Russisch-orthodoxe Kirche

Eigentlich hätte die Russische Kirche in Bad Kissingen ein kaiserlicher Prunkbau werden sollen. Als Kaiser Alexander II. 1857 in Bad Kissingen zur Kur erwartet wurde, wollte man ihm ein Grundstück für den Bau einer orthodoxen Kirche schenken. Doch kam die Kur nicht zustande, und die Russische Gesandtschaft in München zog die Schenkungsurkunde mit höflichen Dankbezeugungen zurück. In Sankt Petersburg war man offensichtlich nicht bereit, im fernen Bayern einen Kirchenbau aus der russischen Staatskasse oder aus der Privatschatulle der Kaiserfamilie zu finanzieren. 1864 und 1868 weilte zwar Kaiser Alexander 11. tatsächlich zur Kur in Kissingen, aber vom Bau einer russischen Kirche sprach niemand mehr. Stattdessen wurde in den Privatgemächern des russischen Kaiserpaars im Hotel eine provisorische Hauskapelle eingerichtet.

Angesichts der wachsenden Zahl russischer Kurgäste sah sich die Kurverwaltung Bad Kissingen veranlasst, alljährlich in den Sommermonaten im Casino einen Raum für die Abhaltung orthodoxer Gottesdienste bereitzustellen. Erneut erhob sich daher seit den siebziger Jahren des 19.Jahrhunderts die Frage eines Kirchenbaus. 1897 kam der Vorsteher der russischen Botschaftskirche in Berlin nach Kissingen, um hier für russische Kurgäste Gottesdienste zu halten. Er nahm den Bau einer russischen Kirche in Kissingen fortan in seine Hand. Der Petersburger Hofarchitekt Victor von Schroeter, der ebenfalls zu den jährlichen Kurgästen Kissingens zählte, erklärte sich bereit, unentgeltlich den Entwurf der Kirche auszuarbeiten. Vom Metropoliten von St. Petersburg Palladij, dessen Jurisdiktion die russischen Kirchen im Ausland unterstanden, erwirkte Erzpriester Maltzew die Genehmigung, Spendensammlungen in Russland und im Ausland durchzuführen. Für den Vorsitz im Baukomitee konnte der kaiserlich-russische Gesandte am bayerischen Hof Alexander Iswolskij gewonnen werden. Am 7. August 1897 wurde der Kaufvertrag über das Grundstück über 18.000 Mark abgeschlossen, auf dem die Kirche heute steht. Es wurde bis 1899 durch den Kauf des hinter der Kirche liegenden Geländes zum Preis von 2.400 Mark vergrößert, damit die freie Lage der Kirche auch in Zukunft nicht verbaut werden konnte. Von Schroeters Entwurf wurde am 9.Februar 1898 vom Metropoliten Palladij von St. Petersburg gutgeheißen und bestätigt. Am 12.Juni des gleichen Jahres erteilte der Metropolit die kirchliche Baugenehmigung in Form einer Segnungs-Urkunde.

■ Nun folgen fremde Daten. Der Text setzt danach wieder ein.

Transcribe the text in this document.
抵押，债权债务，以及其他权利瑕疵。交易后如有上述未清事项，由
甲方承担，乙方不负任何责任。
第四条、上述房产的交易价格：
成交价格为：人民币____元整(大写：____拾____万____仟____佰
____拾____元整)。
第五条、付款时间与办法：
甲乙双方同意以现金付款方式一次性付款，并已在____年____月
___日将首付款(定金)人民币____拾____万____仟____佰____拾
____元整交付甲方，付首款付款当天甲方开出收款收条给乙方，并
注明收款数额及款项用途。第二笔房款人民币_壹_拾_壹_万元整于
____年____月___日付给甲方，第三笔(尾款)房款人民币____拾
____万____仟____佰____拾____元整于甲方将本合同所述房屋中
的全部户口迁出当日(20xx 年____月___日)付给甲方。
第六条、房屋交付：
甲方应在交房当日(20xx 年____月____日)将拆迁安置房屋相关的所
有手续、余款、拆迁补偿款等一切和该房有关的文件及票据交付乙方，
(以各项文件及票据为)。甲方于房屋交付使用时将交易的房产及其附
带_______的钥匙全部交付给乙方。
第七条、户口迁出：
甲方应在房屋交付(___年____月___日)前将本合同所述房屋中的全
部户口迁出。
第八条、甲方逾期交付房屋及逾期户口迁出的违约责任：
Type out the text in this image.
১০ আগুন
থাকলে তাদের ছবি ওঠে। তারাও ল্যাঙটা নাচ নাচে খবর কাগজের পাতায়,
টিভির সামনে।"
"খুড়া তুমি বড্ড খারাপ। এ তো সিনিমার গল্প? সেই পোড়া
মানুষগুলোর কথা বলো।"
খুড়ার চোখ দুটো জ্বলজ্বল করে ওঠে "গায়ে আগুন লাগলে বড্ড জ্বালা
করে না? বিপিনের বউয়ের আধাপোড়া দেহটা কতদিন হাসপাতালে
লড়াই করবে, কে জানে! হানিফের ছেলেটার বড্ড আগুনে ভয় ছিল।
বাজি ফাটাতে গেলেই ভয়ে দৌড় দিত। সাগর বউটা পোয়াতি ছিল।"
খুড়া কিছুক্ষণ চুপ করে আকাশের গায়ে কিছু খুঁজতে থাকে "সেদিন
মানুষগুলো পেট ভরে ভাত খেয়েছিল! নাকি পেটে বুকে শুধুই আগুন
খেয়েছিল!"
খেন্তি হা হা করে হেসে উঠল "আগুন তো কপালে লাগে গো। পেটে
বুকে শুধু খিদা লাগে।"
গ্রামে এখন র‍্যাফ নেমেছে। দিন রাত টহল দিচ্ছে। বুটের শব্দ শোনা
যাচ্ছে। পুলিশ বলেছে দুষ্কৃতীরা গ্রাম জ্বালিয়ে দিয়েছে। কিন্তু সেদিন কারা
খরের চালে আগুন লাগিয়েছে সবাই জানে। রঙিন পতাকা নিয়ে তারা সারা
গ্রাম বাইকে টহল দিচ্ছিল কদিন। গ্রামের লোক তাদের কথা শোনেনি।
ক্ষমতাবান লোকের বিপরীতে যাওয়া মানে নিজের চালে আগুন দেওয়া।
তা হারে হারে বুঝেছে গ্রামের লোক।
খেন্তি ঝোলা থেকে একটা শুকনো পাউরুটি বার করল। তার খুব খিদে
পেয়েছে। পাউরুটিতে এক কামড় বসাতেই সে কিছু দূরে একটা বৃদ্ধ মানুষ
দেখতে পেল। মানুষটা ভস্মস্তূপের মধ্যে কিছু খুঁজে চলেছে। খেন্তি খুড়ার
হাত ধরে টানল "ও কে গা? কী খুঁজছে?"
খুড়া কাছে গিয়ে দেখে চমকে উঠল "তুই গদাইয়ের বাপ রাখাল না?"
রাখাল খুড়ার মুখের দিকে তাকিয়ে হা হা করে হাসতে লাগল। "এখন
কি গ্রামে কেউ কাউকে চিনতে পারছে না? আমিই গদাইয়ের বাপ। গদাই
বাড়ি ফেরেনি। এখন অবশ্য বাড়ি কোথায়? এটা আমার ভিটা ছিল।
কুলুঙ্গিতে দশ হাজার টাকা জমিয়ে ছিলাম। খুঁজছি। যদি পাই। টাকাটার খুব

Die Grundsteinlegung vollzog am 20. Juli 1898 der in Kissingen zur Kur weilende Metropolit von Rumänien, Josef Gheorgian. Am 18. Juli 1901 wurde die Kirche vom gleichen Metropoliten unter Mitwirkung russischer Priester aus Berlin und Stuttgart geweiht.

Obschon die Kunde von der Heilwirkung der Kissinger Quellen bereits durch den Brückenauer Badearzt Melchior Weikard nach Russland gelangt war konnten bei einer Anreisezeit von sechs Wochen von Petersburg oder Moskau nach Bad Kissingen nur sehr wenige Russen zu einem Kuraufenthalt nach Kissingen kommen. Eine radikale Änderung fand nach dem Bau durchgehender Eisenbahnverbindungen in den 1860er Jahren statt. Was die orthodoxen Russen anbetrifft, die regelmäßig nach Kissingen kamen, so gehörten sie keineswegs zu den besonders begüterten oder privilegierten Schichten des Zarenreiches. Angehörige des Hochadels zog es eher nach Baden Baden oder nach Nizza. Aus dem Benutzerverzeichnis der Bibliothek der russischen Kirche geht hervor, dass es sich bei den russischen Kurgästen in Kissingen zumeist um Vertreter der "gehobenen" und weniger gehobenen Mittelschicht handelte: Universitätsdozenten, Gymnasiallehrer höhere Post- und Bahnbeamte, Richter, Ingenieure, Geschäftsleute aus Moskau, Sankt Petersburg, Odessa, Charkow, Astrachan, Tomsk und in einem Falle sogar aus Wladiwostok. Auch die Namen von Graf Leo Tolstoj und der Komponisten Michael Glinka und Alexander Glasunow finden sich in den Gästelisten Kissinger Hotels.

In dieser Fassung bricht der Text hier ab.